The first attempts at gene therapy involving viral vectors began in the early 1980s, when retroviruses were developed that could insert a foreign gene into the host's genome. They contained the foreign gene but did not contain the viral genome and therefore could not reproduce. Tests in mice were followed by tests in humans, beginning in 1989. The first human studies attempted to correct the genetic disease severe combined immunodeficiency (SCID), but clinical success was limited. In the period from 1990 to 1995, gene therapy was tried on several other diseases and with different viral vectors, but it became clear that the initially high expectations were overstated.
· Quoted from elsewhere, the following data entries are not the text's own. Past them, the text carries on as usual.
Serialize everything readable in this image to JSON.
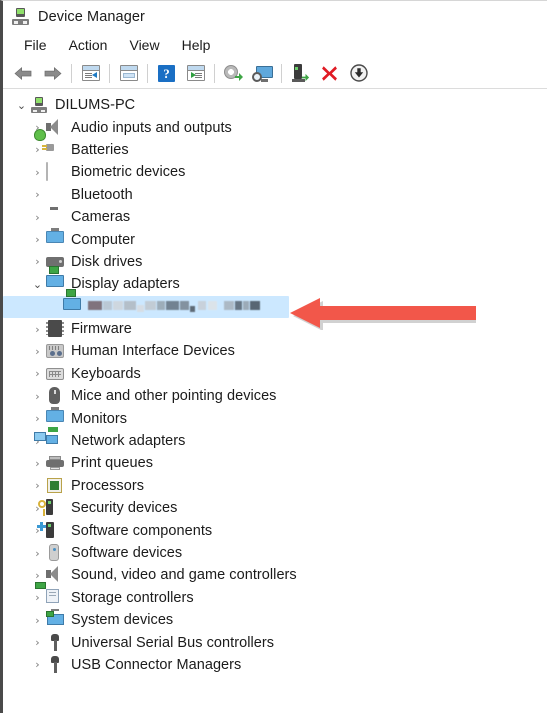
{
  "window": {
    "title": "Device Manager",
    "title_icon": "device-manager-icon"
  },
  "menu": {
    "items": [
      {
        "label": "File"
      },
      {
        "label": "Action"
      },
      {
        "label": "View"
      },
      {
        "label": "Help"
      }
    ]
  },
  "toolbar": {
    "buttons": [
      {
        "name": "back-icon",
        "tooltip": "Back"
      },
      {
        "name": "forward-icon",
        "tooltip": "Forward"
      },
      {
        "name": "show-hide-console-tree-icon",
        "tooltip": "Show/Hide Console Tree"
      },
      {
        "name": "properties-icon",
        "tooltip": "Properties"
      },
      {
        "name": "help-icon",
        "tooltip": "Help"
      },
      {
        "name": "show-hide-action-pane-icon",
        "tooltip": "Show/Hide Action Pane"
      },
      {
        "name": "update-driver-icon",
        "tooltip": "Update Driver Software"
      },
      {
        "name": "scan-for-hardware-changes-icon",
        "tooltip": "Scan for hardware changes"
      },
      {
        "name": "enable-device-icon",
        "tooltip": "Enable device"
      },
      {
        "name": "uninstall-device-icon",
        "tooltip": "Uninstall device"
      },
      {
        "name": "disable-device-icon",
        "tooltip": "Disable device"
      }
    ]
  },
  "tree": {
    "root": {
      "label": "DILUMS-PC",
      "expanded": true,
      "chevron": "⌄",
      "icon": "device-manager-icon"
    },
    "items": [
      {
        "label": "Audio inputs and outputs",
        "icon": "speaker-icon",
        "chevron": "›",
        "expanded": false
      },
      {
        "label": "Batteries",
        "icon": "battery-icon",
        "chevron": "›",
        "expanded": false
      },
      {
        "label": "Biometric devices",
        "icon": "fingerprint-icon",
        "chevron": "›",
        "expanded": false
      },
      {
        "label": "Bluetooth",
        "icon": "bluetooth-icon",
        "chevron": "›",
        "expanded": false
      },
      {
        "label": "Cameras",
        "icon": "camera-icon",
        "chevron": "›",
        "expanded": false
      },
      {
        "label": "Computer",
        "icon": "monitor-icon",
        "chevron": "›",
        "expanded": false
      },
      {
        "label": "Disk drives",
        "icon": "disk-drive-icon",
        "chevron": "›",
        "expanded": false
      },
      {
        "label": "Display adapters",
        "icon": "display-adapter-icon",
        "chevron": "⌄",
        "expanded": true
      },
      {
        "label": "Firmware",
        "icon": "firmware-chip-icon",
        "chevron": "›",
        "expanded": false
      },
      {
        "label": "Human Interface Devices",
        "icon": "hid-icon",
        "chevron": "›",
        "expanded": false
      },
      {
        "label": "Keyboards",
        "icon": "keyboard-icon",
        "chevron": "›",
        "expanded": false
      },
      {
        "label": "Mice and other pointing devices",
        "icon": "mouse-icon",
        "chevron": "›",
        "expanded": false
      },
      {
        "label": "Monitors",
        "icon": "monitor-icon",
        "chevron": "›",
        "expanded": false
      },
      {
        "label": "Network adapters",
        "icon": "network-adapter-icon",
        "chevron": "›",
        "expanded": false
      },
      {
        "label": "Print queues",
        "icon": "printer-icon",
        "chevron": "›",
        "expanded": false
      },
      {
        "label": "Processors",
        "icon": "processor-icon",
        "chevron": "›",
        "expanded": false
      },
      {
        "label": "Security devices",
        "icon": "security-device-icon",
        "chevron": "›",
        "expanded": false
      },
      {
        "label": "Software components",
        "icon": "software-component-icon",
        "chevron": "›",
        "expanded": false
      },
      {
        "label": "Software devices",
        "icon": "software-device-icon",
        "chevron": "›",
        "expanded": false
      },
      {
        "label": "Sound, video and game controllers",
        "icon": "speaker-icon",
        "chevron": "›",
        "expanded": false
      },
      {
        "label": "Storage controllers",
        "icon": "storage-controller-icon",
        "chevron": "›",
        "expanded": false
      },
      {
        "label": "System devices",
        "icon": "system-device-icon",
        "chevron": "›",
        "expanded": false
      },
      {
        "label": "Universal Serial Bus controllers",
        "icon": "usb-icon",
        "chevron": "›",
        "expanded": false
      },
      {
        "label": "USB Connector Managers",
        "icon": "usb-icon",
        "chevron": "›",
        "expanded": false
      }
    ],
    "selected_child": {
      "parent": "Display adapters",
      "label": "",
      "redacted": true,
      "icon": "display-adapter-icon",
      "selected": true
    }
  },
  "annotation": {
    "arrow": {
      "name": "red-pointer-arrow",
      "direction": "left",
      "color": "#F2574A",
      "points_at": "selected-display-adapter-row"
    }
  },
  "colors": {
    "selection_highlight": "#CCE8FF",
    "window_border": "#4A4A4A",
    "text": "#1B1B1B",
    "chevron": "#7A7A7A",
    "arrow_red": "#F2574A",
    "accent_blue": "#1A6FC4",
    "accent_green": "#3EA545"
  }
}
In 1999 a further setback occurred when 18-year-old Jesse Gelsinger died in a gene therapy trial. He suffered a severe immune response after having received an adenovirus vector. Success in the gene therapy of two cases of X-linked SCID was reported in 2000.
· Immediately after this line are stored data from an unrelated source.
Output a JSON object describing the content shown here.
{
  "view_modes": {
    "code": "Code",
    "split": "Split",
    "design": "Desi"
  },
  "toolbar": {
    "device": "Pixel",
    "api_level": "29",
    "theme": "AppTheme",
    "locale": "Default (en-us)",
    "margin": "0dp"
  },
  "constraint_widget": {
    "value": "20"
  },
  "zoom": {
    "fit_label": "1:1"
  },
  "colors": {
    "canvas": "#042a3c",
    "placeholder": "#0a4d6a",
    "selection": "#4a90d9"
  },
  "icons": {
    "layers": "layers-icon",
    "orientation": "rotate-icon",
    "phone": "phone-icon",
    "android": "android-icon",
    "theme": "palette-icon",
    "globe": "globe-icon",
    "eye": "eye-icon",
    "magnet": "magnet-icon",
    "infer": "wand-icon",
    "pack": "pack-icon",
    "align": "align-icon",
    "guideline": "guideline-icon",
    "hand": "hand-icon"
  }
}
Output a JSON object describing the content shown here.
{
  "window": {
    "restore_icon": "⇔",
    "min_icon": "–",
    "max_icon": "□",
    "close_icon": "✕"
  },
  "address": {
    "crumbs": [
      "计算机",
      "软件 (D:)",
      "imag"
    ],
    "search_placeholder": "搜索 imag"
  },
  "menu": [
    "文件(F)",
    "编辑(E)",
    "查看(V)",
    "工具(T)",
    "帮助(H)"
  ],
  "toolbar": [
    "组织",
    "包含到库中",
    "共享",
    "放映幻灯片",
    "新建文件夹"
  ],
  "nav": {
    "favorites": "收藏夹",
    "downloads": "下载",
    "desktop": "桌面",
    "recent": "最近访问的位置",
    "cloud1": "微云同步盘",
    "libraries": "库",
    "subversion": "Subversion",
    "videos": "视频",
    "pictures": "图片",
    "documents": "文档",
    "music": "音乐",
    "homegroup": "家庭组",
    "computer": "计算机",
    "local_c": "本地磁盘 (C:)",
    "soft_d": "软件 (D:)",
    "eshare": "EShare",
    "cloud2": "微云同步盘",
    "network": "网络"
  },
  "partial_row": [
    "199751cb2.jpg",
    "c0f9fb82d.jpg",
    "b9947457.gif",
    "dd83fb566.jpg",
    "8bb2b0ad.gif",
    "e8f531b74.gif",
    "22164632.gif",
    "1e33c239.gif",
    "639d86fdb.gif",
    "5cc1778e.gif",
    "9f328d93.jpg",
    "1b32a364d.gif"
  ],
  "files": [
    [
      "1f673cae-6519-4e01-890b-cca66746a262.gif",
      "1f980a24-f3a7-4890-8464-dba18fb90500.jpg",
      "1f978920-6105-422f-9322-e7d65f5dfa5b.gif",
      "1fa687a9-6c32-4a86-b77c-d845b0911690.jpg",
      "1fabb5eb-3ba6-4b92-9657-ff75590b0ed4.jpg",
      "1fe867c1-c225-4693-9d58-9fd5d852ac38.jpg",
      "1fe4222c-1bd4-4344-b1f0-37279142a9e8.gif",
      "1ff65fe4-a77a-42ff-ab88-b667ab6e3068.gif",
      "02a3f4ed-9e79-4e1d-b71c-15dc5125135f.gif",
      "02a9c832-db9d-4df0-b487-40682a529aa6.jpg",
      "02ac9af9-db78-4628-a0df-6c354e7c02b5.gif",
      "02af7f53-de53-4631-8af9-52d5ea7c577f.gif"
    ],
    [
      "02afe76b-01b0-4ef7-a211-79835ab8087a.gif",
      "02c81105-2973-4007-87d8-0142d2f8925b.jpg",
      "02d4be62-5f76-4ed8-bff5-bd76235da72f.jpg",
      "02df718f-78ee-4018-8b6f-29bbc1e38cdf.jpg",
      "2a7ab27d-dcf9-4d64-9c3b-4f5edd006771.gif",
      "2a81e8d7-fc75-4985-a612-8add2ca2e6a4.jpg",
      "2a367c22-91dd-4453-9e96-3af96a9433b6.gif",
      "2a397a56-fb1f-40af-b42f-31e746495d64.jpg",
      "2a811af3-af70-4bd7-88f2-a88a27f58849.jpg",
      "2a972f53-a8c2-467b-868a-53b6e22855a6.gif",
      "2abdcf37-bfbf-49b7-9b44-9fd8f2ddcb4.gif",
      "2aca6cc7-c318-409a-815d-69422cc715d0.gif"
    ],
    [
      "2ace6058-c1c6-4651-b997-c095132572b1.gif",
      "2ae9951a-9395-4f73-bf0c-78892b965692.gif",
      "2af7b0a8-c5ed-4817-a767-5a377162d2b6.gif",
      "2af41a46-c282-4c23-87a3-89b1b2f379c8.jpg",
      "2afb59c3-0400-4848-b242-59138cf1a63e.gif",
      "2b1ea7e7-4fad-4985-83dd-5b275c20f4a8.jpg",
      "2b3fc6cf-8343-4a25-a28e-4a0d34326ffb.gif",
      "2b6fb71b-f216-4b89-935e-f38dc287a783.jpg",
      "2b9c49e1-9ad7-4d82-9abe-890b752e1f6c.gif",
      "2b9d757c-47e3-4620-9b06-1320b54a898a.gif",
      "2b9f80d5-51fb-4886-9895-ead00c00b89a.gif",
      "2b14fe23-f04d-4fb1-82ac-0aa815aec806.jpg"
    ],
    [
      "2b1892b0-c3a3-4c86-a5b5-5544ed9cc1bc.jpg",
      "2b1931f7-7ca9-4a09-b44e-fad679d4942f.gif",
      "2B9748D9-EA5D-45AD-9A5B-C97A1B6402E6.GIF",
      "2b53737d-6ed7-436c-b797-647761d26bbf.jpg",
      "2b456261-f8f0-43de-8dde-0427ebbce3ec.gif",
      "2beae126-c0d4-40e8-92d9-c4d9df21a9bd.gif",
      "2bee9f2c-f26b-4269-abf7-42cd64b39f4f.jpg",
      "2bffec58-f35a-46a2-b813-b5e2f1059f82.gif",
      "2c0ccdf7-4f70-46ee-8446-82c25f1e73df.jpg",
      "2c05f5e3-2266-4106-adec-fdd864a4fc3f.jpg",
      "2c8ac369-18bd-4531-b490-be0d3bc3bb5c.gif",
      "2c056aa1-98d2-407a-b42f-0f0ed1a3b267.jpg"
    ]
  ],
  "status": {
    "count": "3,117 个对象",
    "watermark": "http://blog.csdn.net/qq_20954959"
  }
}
In 2002 it was reported that poliovirus had been synthetically assembled in the laboratory, representing the first synthetic organism. Assembling the 7741-base genome from scratch, starting with the virus's published RNA sequence, took about two years. In 2003 a faster method was shown to assemble the 5386-base genome of the bacteriophage Phi X 174 in 2 weeks.

The giant mimivirus, in some sense an intermediate between tiny prokaryotes and ordinary viruses, was described in 2003 and sequenced in 2004.

The strain of Influenza A virus subtype H1N1 that killed up to 50 million people during the Spanish flu pandemic in 1918 was reconstructed in 2005. Sequence information was pieced together from preserved tissue samples of flu victims; viable virus was then synthesized from this sequence. The 2009 flu pandemic involved another strain of Influenza A H1N1, commonly known as "swine flu".

By 1985, Harald zur Hausen had shown that two strains of Human papillomavirus (HPV) cause most cases of cervical cancer. Two vaccines protecting against these strains were released in 2006.

In 2006 and 2007 it was reported that introducing a small number of specific transcription factor genes into normal skin cells of mice or humans can turn these cells into pluripotent stem cells, known as induced pluripotent stem cells. The technique uses modified retroviruses to transform the cells; this is a potential problem for human therapy since these viruses integrate their genes at a random location in the host's genome, which can interrupt other genes and potentially causes cancer.

In 2008, Sputnik virophage was described, the first known virophage: it uses the machinery of a helper virus to reproduce and inhibits reproduction of that helper virus. Sputnik reproduces in amoeba infected by mamavirus, a relative of the mimivirus mentioned above and the largest known virus to date.

An endogenous retrovirus (ERV) is a retrovirus whose genome has been permanently incorporated into the germ-line genome of some organism and that is therefore copied with each reproduction of that organism. It is estimated that about 9 percent of the human genome have their origin in ERVs. In 2015 it was shown that proteins from an ERV are actively expressed in 3-day-old human embryos and appear to play a role in embryonal development and protect embryos from infection by other viruses.